様々な事業を検討したプログリット創業者の岡田氏が最終的に事業領域として選んだのは、「英語教育」であった。

岡田氏は過去に英語に対して苦手意識を持っていたが、英語学習に励んだ結果英語力が上達して人生が変わったという経験を持っていたため、このテーマであれば自分は競合企業よりも長期間、熱意を持ってやり抜けるという自信を持つことができたという。

最終的には「長期間情熱的にやり抜ける」ことが持続的な優位性の源泉となる。特に英語教育やアパレルのようなコンテンツがぶつかり合うビジネス(以下アパレル、ゲームなどスペックで比較されるよりも特定のブランド・商品が持つコンテンツが重要な競争力となるビジネスをコンテンツ系ビジネスと呼ぶ)では細部まで情熱とこだわりを持ち続けられるか否かが業績を大きく左右する。

yutoriの片石氏は過去撤退になってしまったブランドを振り返ると、その要因について「ブランドプロデューサーが細部までこだわってクオリティを追求できなかったから」だと振り返る。

特にコンテンツ系のビジネスにおいて細部のこだわりに欠けるサービス・商品は、より強いこだわりを持った競合に負けるのが必然だ。

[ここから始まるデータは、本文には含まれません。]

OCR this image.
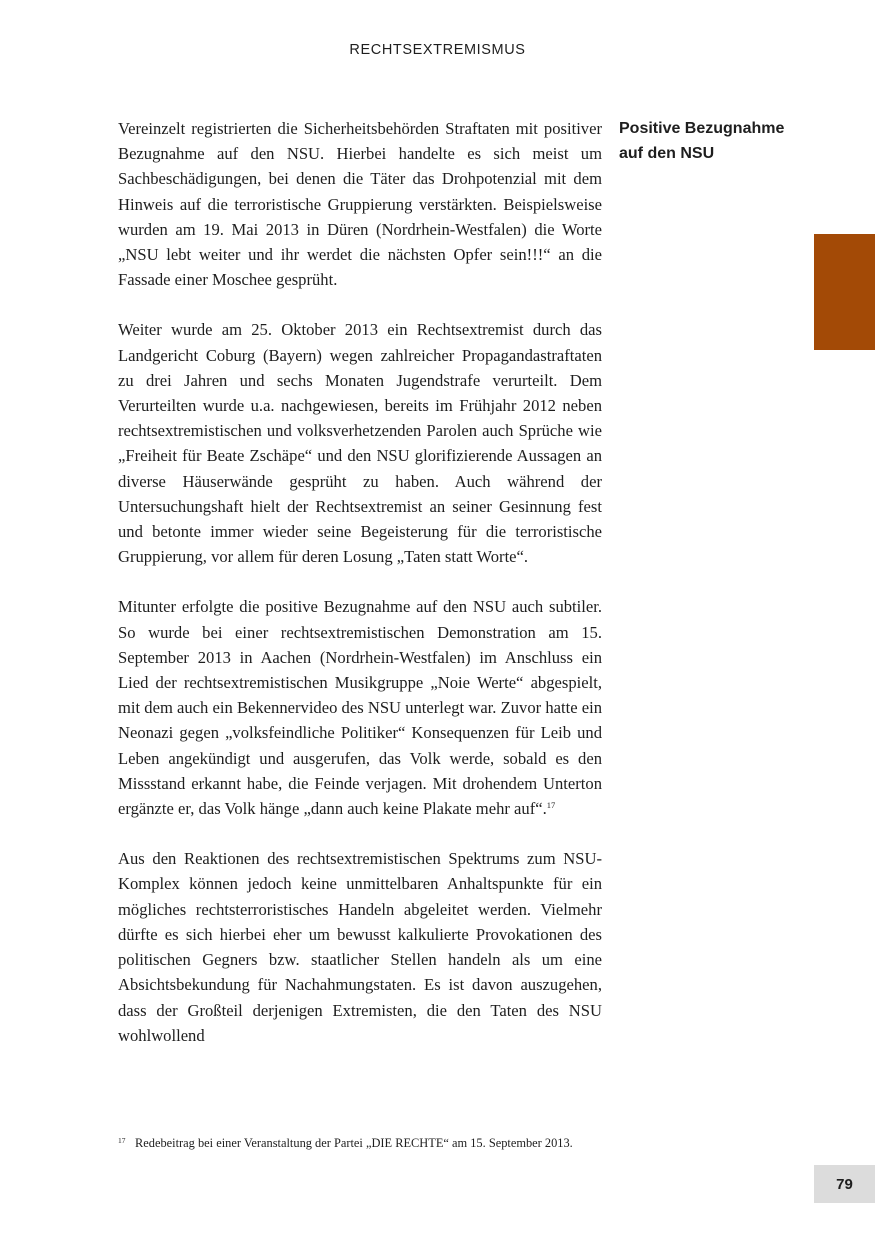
RECHTSEXTREMISMUS

Vereinzelt registrierten die Sicherheitsbehörden Straftaten mit positiver Bezugnahme auf den NSU. Hierbei handelte es sich meist um Sachbeschädigungen, bei denen die Täter das Drohpotenzial mit dem Hinweis auf die terroristische Gruppierung verstärkten. Beispielsweise wurden am 19. Mai 2013 in Düren (Nordrhein-Westfalen) die Worte „NSU lebt weiter und ihr werdet die nächsten Opfer sein!!!“ an die Fassade einer Moschee gesprüht.

Weiter wurde am 25. Oktober 2013 ein Rechtsextremist durch das Landgericht Coburg (Bayern) wegen zahlreicher Propagandastraftaten zu drei Jahren und sechs Monaten Jugendstrafe verurteilt. Dem Verurteilten wurde u.a. nachgewiesen, bereits im Frühjahr 2012 neben rechtsextremistischen und volksverhetzenden Parolen auch Sprüche wie „Freiheit für Beate Zschäpe“ und den NSU glorifizierende Aussagen an diverse Häuserwände gesprüht zu haben. Auch während der Untersuchungshaft hielt der Rechtsextremist an seiner Gesinnung fest und betonte immer wieder seine Begeisterung für die terroristische Gruppierung, vor allem für deren Losung „Taten statt Worte“.

Mitunter erfolgte die positive Bezugnahme auf den NSU auch subtiler. So wurde bei einer rechtsextremistischen Demonstration am 15. September 2013 in Aachen (Nordrhein-Westfalen) im Anschluss ein Lied der rechtsextremistischen Musikgruppe „Noie Werte“ abgespielt, mit dem auch ein Bekennervideo des NSU unterlegt war. Zuvor hatte ein Neonazi gegen „volksfeindliche Politiker“ Konsequenzen für Leib und Leben angekündigt und ausgerufen, das Volk werde, sobald es den Missstand erkannt habe, die Feinde verjagen. Mit drohendem Unterton ergänzte er, das Volk hänge „dann auch keine Plakate mehr auf“.$^{17}$

Aus den Reaktionen des rechtsextremistischen Spektrums zum NSU-Komplex können jedoch keine unmittelbaren Anhaltspunkte für ein mögliches rechtsterroristisches Handeln abgeleitet werden. Vielmehr dürfte es sich hierbei eher um bewusst kalkulierte Provokationen des politischen Gegners bzw. staatlicher Stellen handeln als um eine Absichtsbekundung für Nachahmungstaten. Es ist davon auszugehen, dass der Großteil derjenigen Extremisten, die den Taten des NSU wohlwollend

Positive Bezugnahme
auf den NSU
17 Redebeitrag bei einer Veranstaltung der Partei „DIE RECHTE“ am 15. September 2013.
79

これはスクール、アパレル・アクセサリー、音楽、イベントのように、体験の良し悪しが事業の成否そのものになるビジネスにおいては決定的である。

料理学校に通う人々
写真=iStock.com/Satoshi-K
※写真はイメージです

情熱を持てない領域へ参入した事例

逆の例を挙げると、TWOSTONE&Sonsの高原氏が参入した高齢者旅行事業がある。これは同社の展開する受託事業と同じく、自社サービスを立ち上げるための資金集めを目的に考えた事業である。

高原氏は「高齢者が増えるなら彼らに向けたビジネスをやるべきだ」というシンプルな考えのもと、高齢者に特化したバスツアー事業に参入することにした。事業立ち上げ時は主にチラシなどを使って集客し、一定の成果を得られた。

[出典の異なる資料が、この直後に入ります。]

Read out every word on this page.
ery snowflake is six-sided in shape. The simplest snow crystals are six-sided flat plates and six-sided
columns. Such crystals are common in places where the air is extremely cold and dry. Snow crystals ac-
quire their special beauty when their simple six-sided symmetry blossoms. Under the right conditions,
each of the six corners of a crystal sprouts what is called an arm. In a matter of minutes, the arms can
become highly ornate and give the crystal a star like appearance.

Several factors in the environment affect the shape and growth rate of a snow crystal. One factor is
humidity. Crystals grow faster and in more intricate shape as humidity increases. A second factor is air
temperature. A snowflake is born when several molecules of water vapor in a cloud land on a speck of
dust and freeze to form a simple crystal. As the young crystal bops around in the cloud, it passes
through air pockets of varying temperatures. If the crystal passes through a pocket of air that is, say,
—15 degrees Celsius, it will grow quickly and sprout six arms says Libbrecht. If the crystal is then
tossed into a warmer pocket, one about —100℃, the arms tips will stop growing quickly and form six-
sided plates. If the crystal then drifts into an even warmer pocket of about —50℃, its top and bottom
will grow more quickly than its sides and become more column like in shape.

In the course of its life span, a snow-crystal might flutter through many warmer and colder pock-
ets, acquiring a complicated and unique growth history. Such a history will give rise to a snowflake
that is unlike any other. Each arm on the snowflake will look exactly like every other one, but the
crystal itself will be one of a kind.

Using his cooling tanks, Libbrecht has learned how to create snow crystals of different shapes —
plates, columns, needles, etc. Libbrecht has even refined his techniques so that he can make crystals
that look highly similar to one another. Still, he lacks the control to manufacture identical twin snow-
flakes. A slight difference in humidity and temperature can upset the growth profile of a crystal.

しかし最終的には、このビジネスを自分たちはやり続けられないと判断したのだ。

高齢者に特化した旅行事業は長期に渡り努力をするからこそ、安定した顧客基盤が確立でき、利益を上げ続けられるものだった。裏を返せば短期的に取り組んでもあまり儲からない。

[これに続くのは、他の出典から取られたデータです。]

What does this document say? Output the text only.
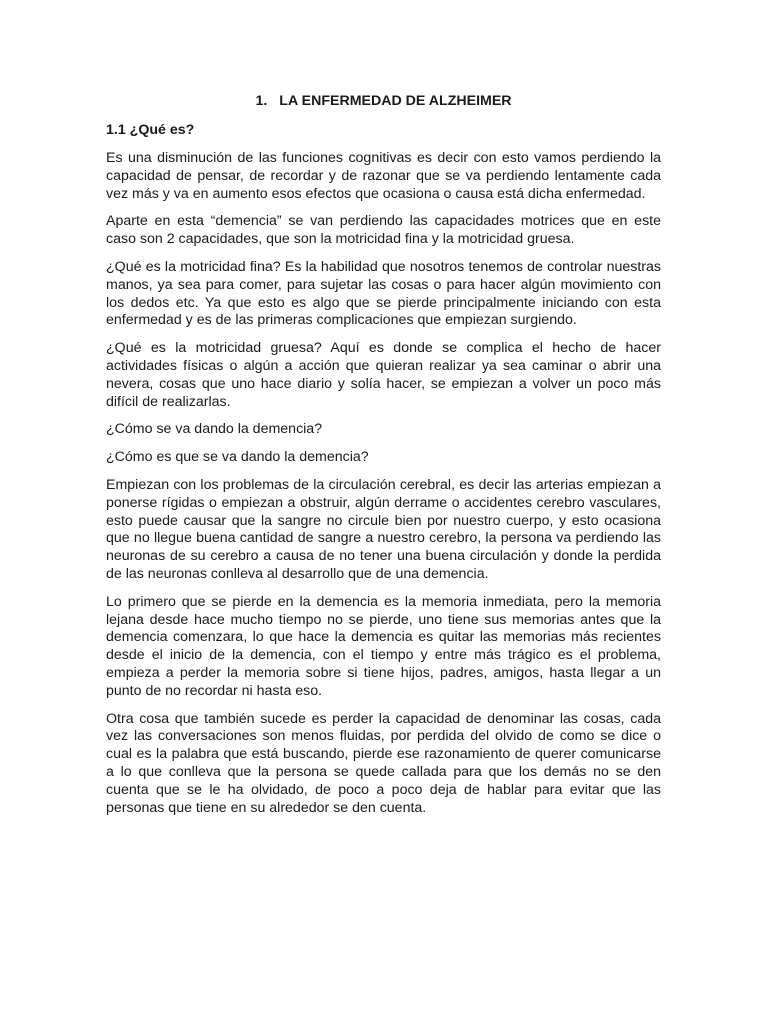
1. LA ENFERMEDAD DE ALZHEIMER
1.1 ¿Qué es?

Es una disminución de las funciones cognitivas es decir con esto vamos perdiendo la capacidad de pensar, de recordar y de razonar que se va perdiendo lentamente cada vez más y va en aumento esos efectos que ocasiona o causa está dicha enfermedad.

Aparte en esta “demencia” se van perdiendo las capacidades motrices que en este caso son 2 capacidades, que son la motricidad fina y la motricidad gruesa.

¿Qué es la motricidad fina? Es la habilidad que nosotros tenemos de controlar nuestras manos, ya sea para comer, para sujetar las cosas o para hacer algún movimiento con los dedos etc. Ya que esto es algo que se pierde principalmente iniciando con esta enfermedad y es de las primeras complicaciones que empiezan surgiendo.

¿Qué es la motricidad gruesa? Aquí es donde se complica el hecho de hacer actividades físicas o algún a acción que quieran realizar ya sea caminar o abrir una nevera, cosas que uno hace diario y solía hacer, se empiezan a volver un poco más difícil de realizarlas.

¿Cómo se va dando la demencia?

¿Cómo es que se va dando la demencia?

Empiezan con los problemas de la circulación cerebral, es decir las arterias empiezan a ponerse rígidas o empiezan a obstruir, algún derrame o accidentes cerebro vasculares, esto puede causar que la sangre no circule bien por nuestro cuerpo, y esto ocasiona que no llegue buena cantidad de sangre a nuestro cerebro, la persona va perdiendo las neuronas de su cerebro a causa de no tener una buena circulación y donde la perdida de las neuronas conlleva al desarrollo que de una demencia.

Lo primero que se pierde en la demencia es la memoria inmediata, pero la memoria lejana desde hace mucho tiempo no se pierde, uno tiene sus memorias antes que la demencia comenzara, lo que hace la demencia es quitar las memorias más recientes desde el inicio de la demencia, con el tiempo y entre más trágico es el problema, empieza a perder la memoria sobre si tiene hijos, padres, amigos, hasta llegar a un punto de no recordar ni hasta eso.

Otra cosa que también sucede es perder la capacidad de denominar las cosas, cada vez las conversaciones son menos fluidas, por perdida del olvido de como se dice o cual es la palabra que está buscando, pierde ese razonamiento de querer comunicarse a lo que conlleva que la persona se quede callada para que los demás no se den cuenta que se le ha olvidado, de poco a poco deja de hablar para evitar que las personas que tiene en su alrededor se den cuenta.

このような事業に必要なのは「情熱」である。長期間、情熱を注ぎ続けることが成功の条件となるが、それほどの情熱を自分たちは持ち続けられるだろうか? 高原氏はこの問いについて真剣に考え、最終的に撤退という判断を下した。

安定した需要がある事業は、継続すれば能力と顧客基盤の両面が強化されていくが、長期間情熱を注ぎ続けられるかどうかが必須条件なのだ。